I’d also like to add that I ran into difficulties when building the Horde image on Windows using Podman.

I ran the build graph:

RunUAT.bat BuildGraph -Script=Engine/Source/Programs/Horde/BuildHorde.xml -Target="Build Bundled Docker Image"

I got the error:

Running: C:\Program Files\RedHat\Podman\podman.exe cp horde-installer-container:/app/Dashboard/dist/. "I:\Programs\UnrealEngine\Source\UE_5/Staging/Dashboard" Error: container "I" does not exist Took 0,53s to run podman.exe, ExitCode=125 podman terminated with an exit code indicating an error (125) while executing task <Docker Arguments="cp horde-installer-container:/app/Dashboard/dist/. &quot;I:\Programs\UnrealEngine\Source\UE_5/Staging/Dashboard&quot;" />The cause was that Podman interprets the “:” character as a separator (<container>:<path inside сontainer>)

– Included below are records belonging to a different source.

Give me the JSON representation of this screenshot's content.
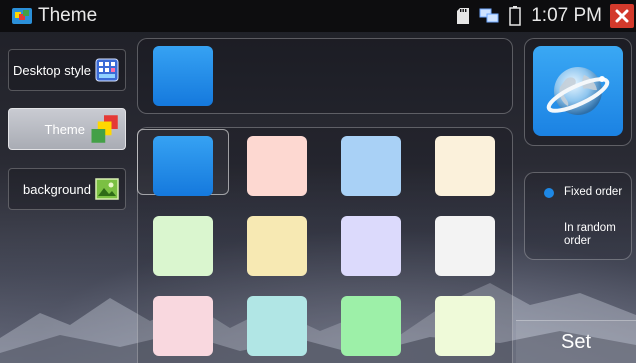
{
  "app": {
    "title": "Theme",
    "clock": "1:07 PM"
  },
  "tabs": [
    {
      "label": "Desktop style",
      "icon": "desktop-style-icon",
      "active": false
    },
    {
      "label": "Theme",
      "icon": "theme-icon",
      "active": true
    },
    {
      "label": "background",
      "icon": "background-image-icon",
      "active": false
    }
  ],
  "preview": {
    "color": "#1c8ae8"
  },
  "swatches": [
    "#1c8ae8",
    "#fdd8d1",
    "#a9d1f6",
    "#fbf1db",
    "#daf6cf",
    "#f7e9b3",
    "#dcdafc",
    "#f3f3f3",
    "#f9d8df",
    "#b1e6e5",
    "#9df0a8",
    "#effad9"
  ],
  "order": {
    "options": [
      {
        "label": "Fixed order",
        "selected": true
      },
      {
        "label": "In random order",
        "selected": false
      }
    ],
    "accent": "#1e88e5"
  },
  "set_label": "Set"
}
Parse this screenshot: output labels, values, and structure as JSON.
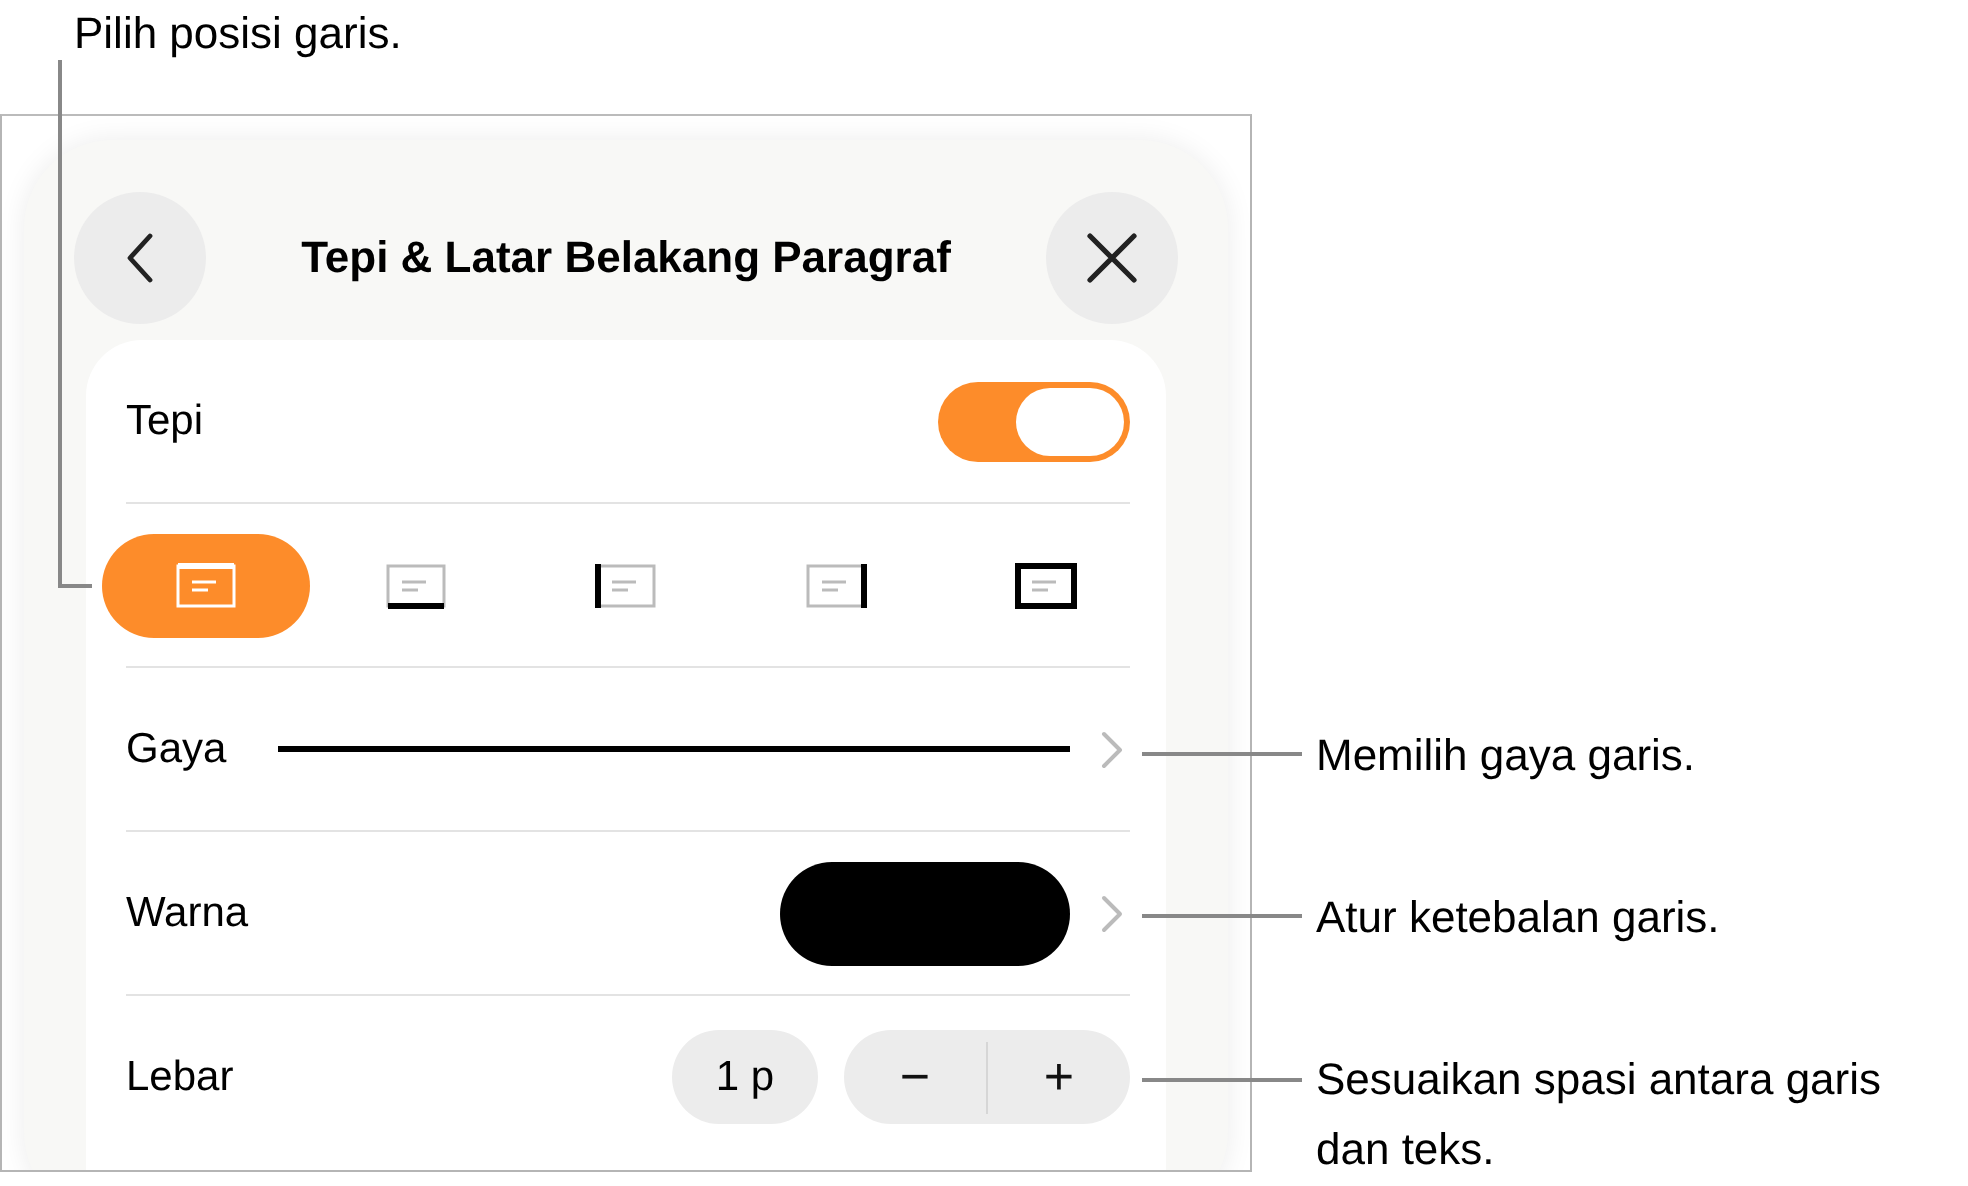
{
  "panel": {
    "title": "Tepi & Latar Belakang Paragraf"
  },
  "border_toggle": {
    "label": "Tepi",
    "on": true
  },
  "border_positions": [
    {
      "kind": "top",
      "selected": true
    },
    {
      "kind": "bottom",
      "selected": false
    },
    {
      "kind": "left",
      "selected": false
    },
    {
      "kind": "right",
      "selected": false
    },
    {
      "kind": "box",
      "selected": false
    }
  ],
  "style_row": {
    "label": "Gaya"
  },
  "color_row": {
    "label": "Warna"
  },
  "width_row": {
    "label": "Lebar",
    "value": "1 p",
    "minus": "−",
    "plus": "+"
  },
  "callouts": [
    {
      "text": "Pilih posisi garis."
    },
    {
      "text": "Memilih gaya garis."
    },
    {
      "text": "Atur ketebalan garis."
    },
    {
      "text": "Sesuaikan spasi antara garis dan teks."
    }
  ]
}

To fix this, I had to modify the build graph by replacing:

<Docker Arguments="cp horde-installer-container:/app/Dashboard/dist/. &quot;$(StagingDir)/Dashboard&quot;"/>with:

<Docker Arguments="cp horde-installer-container:/app/Dashboard/dist/. Dashboard" WorkingDir="$(StagingDir)"/>It’s a bit tricky, but it works. I think Docker might handle arguments differently, so other developers may not have run into this. Unfortunately, I currently don’t have the means to verify this with Docker.

Best regards,

Edward

I have another question, and instead of starting a new thread, I’ll ask it here:

What is the intended pipeline for build agents to authenticate in Horde? I’m particularly interested in the device reservation functionality. We’ve set up Google authentication for users, but it’s not entirely clear to me how to handle automation. We can issue a bearer token for an authenticated user and use it afterwards, but these tokens always have a limited lifetime. Is there a way to use OpenID authentication for automation?

Best regards,

Edward

UPD.

I see…

Note that you need to specify "ServiceAccount XYZ" in the Authorization header rather than "Bearer XYZ"

Turns out service accounts do work

I was beginning to think that with OIDC authentication, other authentication methods wouldn’t work.